This article appeared online last week. According to the Supreme Court of Canada website, the judgment was reserved.
It took four years battling her estranged husband in German and Canadian courts before Kate Baggott was finally allowed to settle with her two children in Canada.
On Thursday, the St. Catharines woman hopes to begin the final chapter of her struggle when the Supreme Court of Canada examines the workings of an agreement that determines the fate of children caught up in international child custody and abduction cases.
Ultimately, the court’s ruling could change the way Canadian authorities decide what country these children should live in and result in a more child-centric approach.
In Baggott’s case, the years of legal wrangling meant that her children lived in limbo, moving back and forth between Germany and Canada, disrupting their education and making it impossible to put down roots.
“Ultimately nothing was gained from having gone through this process,” Baggott told the Star in an interview.
She described the experience as “surreal” and said the court process was too focused on legal arguments instead of what is best for the children.
The Supreme Court’s ruling will have no effect on Baggott’s case, after a German court finally awarded her full custody of her son, 15, and daughter, 11, from their father John Paul Balev and let the three return to Canada in April. But the court decided to proceed anyway with the appeal of Ontario Court of Appeal ruling as it recognized the importance of the issue.
All the parties at Thursday’s hearing hope the high court can provide guidance on the definition of “habitual residence” under the Hague Convention, an international child protection agreement recognized by 98 countries.
“This comes down to how we figure out where a child’s habitual residence is. Right now, there is no national consistency on this,” said Patric Senson, a co-counsel for the Baggott, one of eight parties with standing before the Supreme Court.
“Whatever comes out, it will provide some clarity for everybody involved in this situation so everyone will be working from the same page . . . reduce the amount of litigation and stress for the child and litigants.”
In Canada and elsewhere, different courts have different interpretations of habitual residence, with some defining it as the last place of the residence agreed upon by the parents prior to the removal of the child by one party, while others base it on the children’s best interests.

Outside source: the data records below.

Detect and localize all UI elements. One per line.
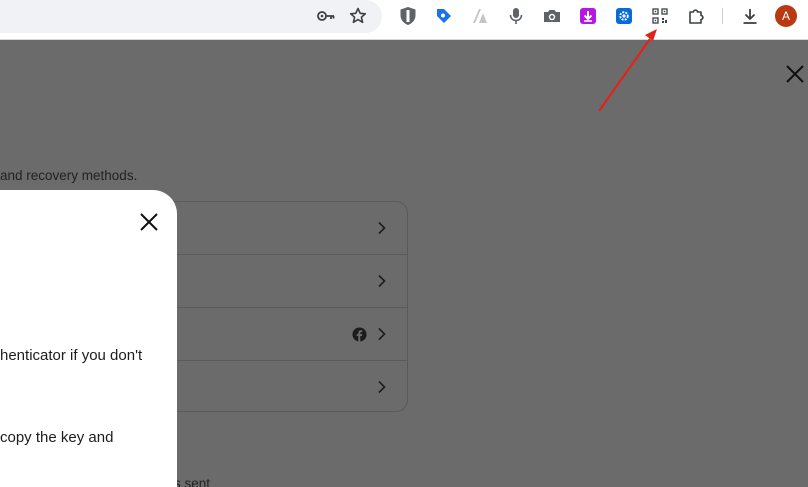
modal-instruction-line: copy the key and (0, 429, 114, 446)
chevron-right-icon (378, 327, 386, 341)
chevron-right-icon (378, 380, 386, 394)
key-icon[interactable] (313, 3, 339, 29)
qr-code-icon[interactable] (647, 3, 673, 29)
download-arrow-extension-icon[interactable] (575, 3, 601, 29)
star-icon[interactable] (345, 3, 371, 29)
microphone-icon[interactable] (503, 3, 529, 29)
authenticator-modal: henticator if you don't copy the key and (0, 190, 177, 487)
avatar-letter: A (781, 9, 790, 23)
vector-extension-icon[interactable] (467, 3, 493, 29)
download-icon[interactable] (737, 3, 763, 29)
close-icon (786, 65, 804, 83)
page-close-button[interactable] (783, 62, 807, 86)
close-icon (140, 213, 158, 231)
browser-toolbar: A (0, 0, 808, 40)
shield-extension-icon[interactable] (395, 3, 421, 29)
gear-extension-icon[interactable] (611, 3, 637, 29)
camera-icon[interactable] (539, 3, 565, 29)
chevron-right-icon (378, 274, 386, 288)
modal-instruction-line: henticator if you don't (0, 347, 143, 364)
toolbar-separator (722, 8, 723, 24)
profile-avatar[interactable]: A (775, 5, 797, 27)
chevron-right-icon (378, 221, 386, 235)
modal-close-button[interactable] (138, 211, 160, 233)
puzzle-extensions-icon[interactable] (683, 3, 709, 29)
page-footer-text: s sent (174, 476, 211, 487)
tag-extension-icon[interactable] (431, 3, 457, 29)
page-description: and recovery methods. (0, 168, 138, 183)
facebook-icon (352, 327, 367, 342)
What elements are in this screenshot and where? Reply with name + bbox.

The appeal to the Supreme Court was brought by the Office of the Children’s Lawyer (OCL), a Ontario body that represents children under age 18 in court cases involving custody, access and child protection, as well as in civil, and estates and trusts cases.
Baggott, a writer, and Balev, a computer programmer, married in Toronto in 2000 and moved to Germany on work permits the following year for his job. Their two children were both born there but were not eligible for German citizenship.
The couple’s relationship fell apart but the family still lived together in the same house when the mother and their two children moved back to Canada in 2013 after the father agreed to let the children stay with their mother in Canada for 16 months.
However, according to Baggott’s submission to the high court, Balev later went to German authorities claiming Baggott abducted their children, sparking the four-year legal battle.
Last September, the Ontario Court of Appeal dismissed the children’s objections to returning to Germany and ruled that the mother breached the Hague Convention and they must all go back because Germany was their “habitual residence.”
In its factums to the Supreme Court, the OCL said the appeal court decision to return Baggott’s two children to Germany was wrong because it failed to consider the best interests of the minors, who at that point had lived in Canada for three years, were in school and had friends and support in the community.
“The goal of deterring ‘abduction’ and protecting the interests of children generally was prioritized over the rights of the individual children before the courts,” said the OCL in its submission.
“As a result, (the children) were harmed by the operation of the very Convention that was meant to protect them. In this appeal, the OCL urges an interpretation of the Convention that is child-centric, consistent with Canada’s obligations.”
However, the attorneys general in Ottawa, Ontario and British Columbia argue the current approach in determining the child’s residence offers an “objective” guide for Canadian authorities to follow.
“The Convention is intended to combat international child abductions, including the wrongful retention of children in foreign states and to protect children from their harmful effects,” said the submission from the federal attorney general.
The submission said “the prompt return of the child to the state of habitual residence best protects the interests of children by respecting rights of custody under domestic laws. The Convention is not intended to determine the custody arrangement that is in the best interests of the child.”
Ontario warns in its submission that the child-centric approach proposed by the appellant “would incentivize parents to subject their children to ‘harmful manipulation’ — developing artificial attachments to their new environment — in order to influence the child’s perspective about their habitual residence.”
While the case is still up in air, both Baggott and Balev said in their submissions the fight has exhausted their financial resources.
“The Hague Convention is meant for genuine cases of abduction when one parent disappears with the child in the night,” said Baggott, who is still struggling to turn a new page of her life with her two children. “It is not meant for cases like ours.”